Madame D’s fried chicken was somewhat similar to a Japanese-style chicken karaage, with moist and meaty fillets battered in a supple, occasionally ginger-ish coating. The battered exterior was supple, rather than crispy, and dotted with little air bubbles. It was all enjoyable enough, especially when taken with the fish sauce-based dipping condiment, but it was ultimately unmemorable.
Although not crispy in the slightest, the ‘crispy’ potato and noodle bhel was certainly filling. A mountainous helping of hearty potato and chopped noodle bits came doused in a fruity sweet sauce that had regular intermissions of tart sourness. As a lover of all things tangy and lip-pursing, I’d quite happily inhale a ton of this stuff while watching Netflix.
A rather unimaginative vanilla ice cream has been replaced on the menu by a sago pudding. But rather than the soup-like concoction that I’m familiar with, it arrived in a solid jelly-esque or creme caramel-like form. Gummy in texture with a distinctly but not overpoweringly sweet and starchy taste, it sat in a large puddle of distinctly sharp and herby hibiscus sauce. Putting aside the dusting of crunchy ginger, which was too small and tame to leave much of an impression, this was an unusual but ultimately rather pleasing dessert. If you’ve gotten to the stage where you no longer expect your desserts to be cloyingly sweet, then you’ll get along with this oddity just fine.

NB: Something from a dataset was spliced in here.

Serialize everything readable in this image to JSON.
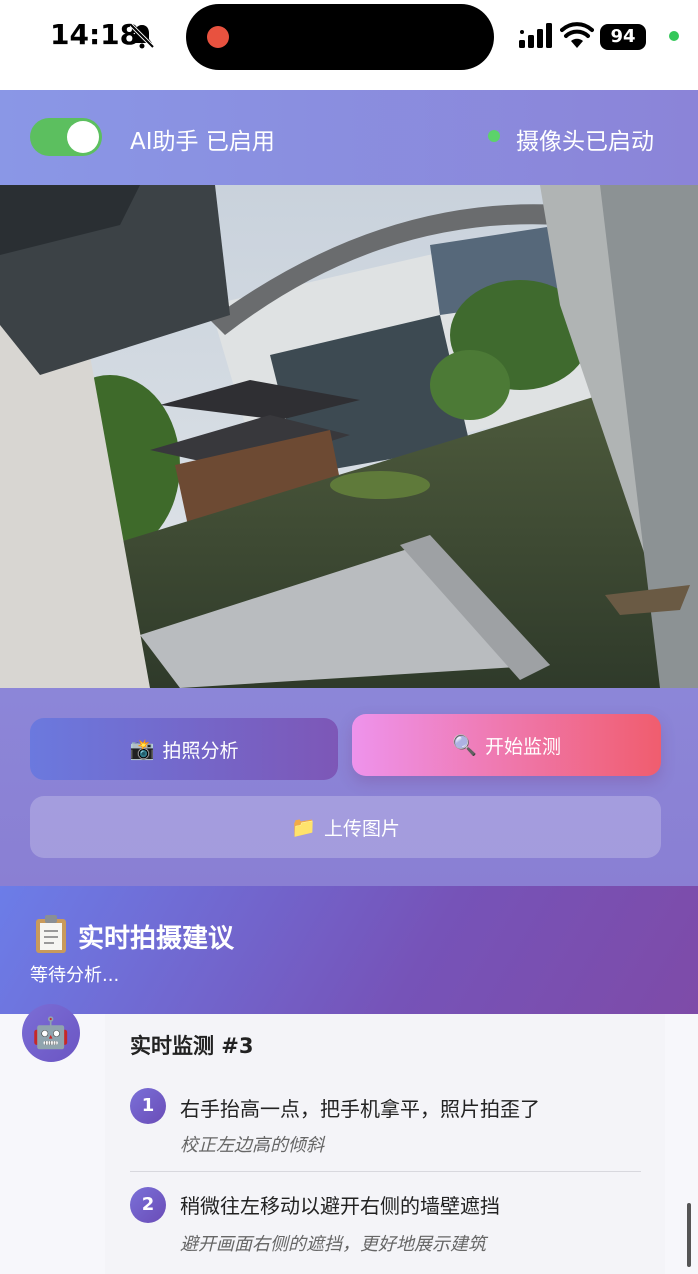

Madame D deserves credit for doing something different, but that credit only goes oh so far. Although there were some outright duds, there were also some winners with tingly hot, sour and tart flavours. However, I’m sceptical that there’s any further potential to Madame D beyond that. And, at the risk of falling into the crass ‘ethnic food must be cheap’ trap, if you live near or are willing to travel to the wilds of south east London, then a world of cheaper Nepalese and Tibetan restaurants are open to you. Madame D is Gunpowder’s troubled second album – different, interesting but ultimately not quite good enough for regular and repeat enjoyment.
What to order: Stuffed aubergine; Spicy lemonade; Pork Nepali; Potato and noodle bhel
What to skip: Chilly paneer; Beef puff
Name: Madame D
Address: 76 Commercial Street, London E1 6LY
Phone: none listed
Opening Hours: Tuesday-Saturday 18.00 – late. Closed Sunday and Monday.
Reservations: not taken.
Average cost for one, including soft drinks: £35-45 approx.